Entonces, los Evópoli fueron primero sorprendidos y luego se transformaron en una muralla infranqueable de la figura del padre de entonces: Sebastián Piñera. Cuando había que conducir el proceso político, le ayudaron a paralizarse; cuando había que mostrar grandeza, lo respaldaron en la tacañería. Sólo el Coronavirus y las capacidades de gestión sobresalientes de Piñera, Mañalich, Paris y Daza salvaron por el lado lo que de otra forma nos hubiese hundido como nación.
Vale decir, en el momento de la crisis de legitimidad más importante por la que atravesó el país, probablemente en un siglo (desde el Centenario), el complejo del padre hizo cuajar una camarilla que por poco fue cómplice en el descalabro general del país.
Lamentablemente, aunque en Evópoli, entre sectores del Partido Republicano y toda esa rara flora aparecida al alero de la incompetencia y corrupción de la izquierda frenteamplista, sigan sin tomarle el peso al asunto, todavía nos hallamos en una crisis de legitimidad profunda.
A esa crisis simplemente no la entienden. No la entienden porque carecen de las herramientas hermenéuticas y políticas como para comprenderla en el preciso nivel en el que se encuentra: el de la legitimidad política, el del ajuste y desajuste entre las pulsiones y anhelos populares y las instituciones y maneras en las que estamos viviendo.
Además, entender la crisis, para Evópoli sería algo así como cuestionar en serio el patriarcado: el orden económico estricto, severo, vertical, acerado y mecanizado que decidió imponer la oligarquía junto a Pinochet.

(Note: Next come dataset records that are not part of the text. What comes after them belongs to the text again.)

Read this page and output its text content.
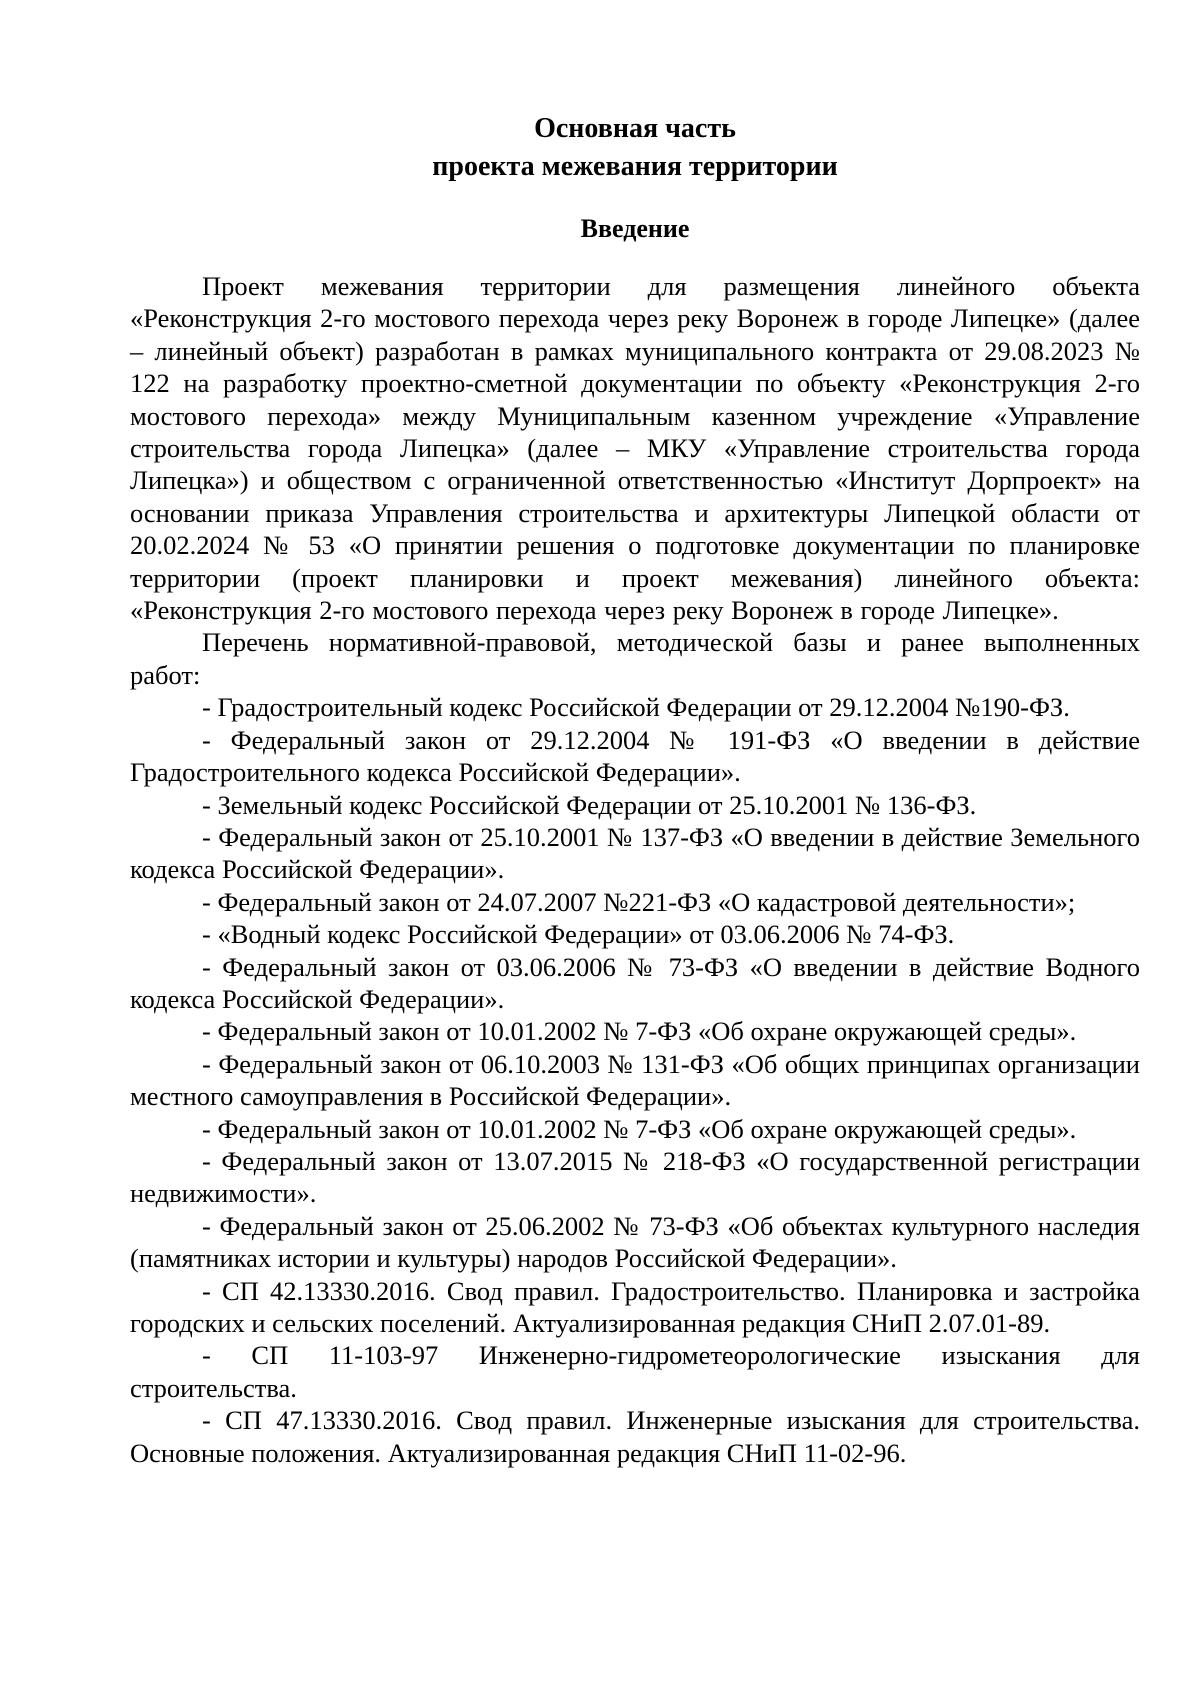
Основная часть
проекта межевания территории
Введение

Проект межевания территории для размещения линейного объекта «Реконструкция 2-го мостового перехода через реку Воронеж в городе Липецке» (далее – линейный объект) разработан в рамках муниципального контракта от 29.08.2023 № 122 на разработку проектно-сметной документации по объекту «Реконструкция 2-го мостового перехода» между Муниципальным казенном учреждение «Управление строительства города Липецка» (далее – МКУ «Управление строительства города Липецка») и обществом с ограниченной ответственностью «Институт Дорпроект» на основании приказа Управления строительства и архитектуры Липецкой области от 20.02.2024 № 53 «О принятии решения о подготовке документации по планировке территории (проект планировки и проект межевания) линейного объекта: «Реконструкция 2-го мостового перехода через реку Воронеж в городе Липецке».

Перечень нормативной-правовой, методической базы и ранее выполненных работ:

- Градостроительный кодекс Российской Федерации от 29.12.2004 №190-ФЗ.
- Федеральный закон от 29.12.2004 № 191-ФЗ «О введении в действие Градостроительного кодекса Российской Федерации».
- Земельный кодекс Российской Федерации от 25.10.2001 № 136-ФЗ.
- Федеральный закон от 25.10.2001 № 137-ФЗ «О введении в действие Земельного кодекса Российской Федерации».
- Федеральный закон от 24.07.2007 №221-ФЗ «О кадастровой деятельности»;
- «Водный кодекс Российской Федерации» от 03.06.2006 № 74-ФЗ.
- Федеральный закон от 03.06.2006 № 73-ФЗ «О введении в действие Водного кодекса Российской Федерации».
- Федеральный закон от 10.01.2002 № 7-ФЗ «Об охране окружающей среды».
- Федеральный закон от 06.10.2003 № 131-ФЗ «Об общих принципах организации местного самоуправления в Российской Федерации».
- Федеральный закон от 10.01.2002 № 7-ФЗ «Об охране окружающей среды».
- Федеральный закон от 13.07.2015 № 218-ФЗ «О государственной регистрации недвижимости».
- Федеральный закон от 25.06.2002 № 73-ФЗ «Об объектах культурного наследия (памятниках истории и культуры) народов Российской Федерации».
- СП 42.13330.2016. Свод правил. Градостроительство. Планировка и застройка городских и сельских поселений. Актуализированная редакция СНиП 2.07.01-89.
- СП 11-103-97 Инженерно-гидрометеорологические изыскания для строительства.
- СП 47.13330.2016. Свод правил. Инженерные изыскания для строительства. Основные положения. Актуализированная редакция СНиП 11-02-96.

Por eso, las actitudes “buena onda” en temas de moral de alcoba, las apariciones vestido de mujer o como DJ de algún dirigente, sus juegos farandulescos; incluso sus llamados al “nunca más”, a rechazar de plano el golpe de estado (¿qué le dirían a los cubanos o a los chinos o a los que cayeron bajo el peso de Pol Pot o de los soviets en Rusia; o a quienes casi sucumben, si no hubiese sido por las armas, también a los soviets, en la Alemania previa a Weimar?), a rechazar acertadamente las violaciones a los derechos humanos es coincidente –el correlato funcional, cabría decir– con su inconfesada obediencia canina al padre, con su economicismo de Guerra Fría, como el de la etapa más dura de la dictadura.
Son la especie gatopardesca de oligarquía pura y filistea, que busca inconscientemente que todo cambie para conservar sus posiciones. Nada nuevo saldrá de esa esterilidad condicionada por la implacable ley paternal. Equivocados estarán quienes se hagan ilusiones con uno de los grupos en definitiva más atávicos –y por lo mismo, más estériles– de la política chilena contemporánea.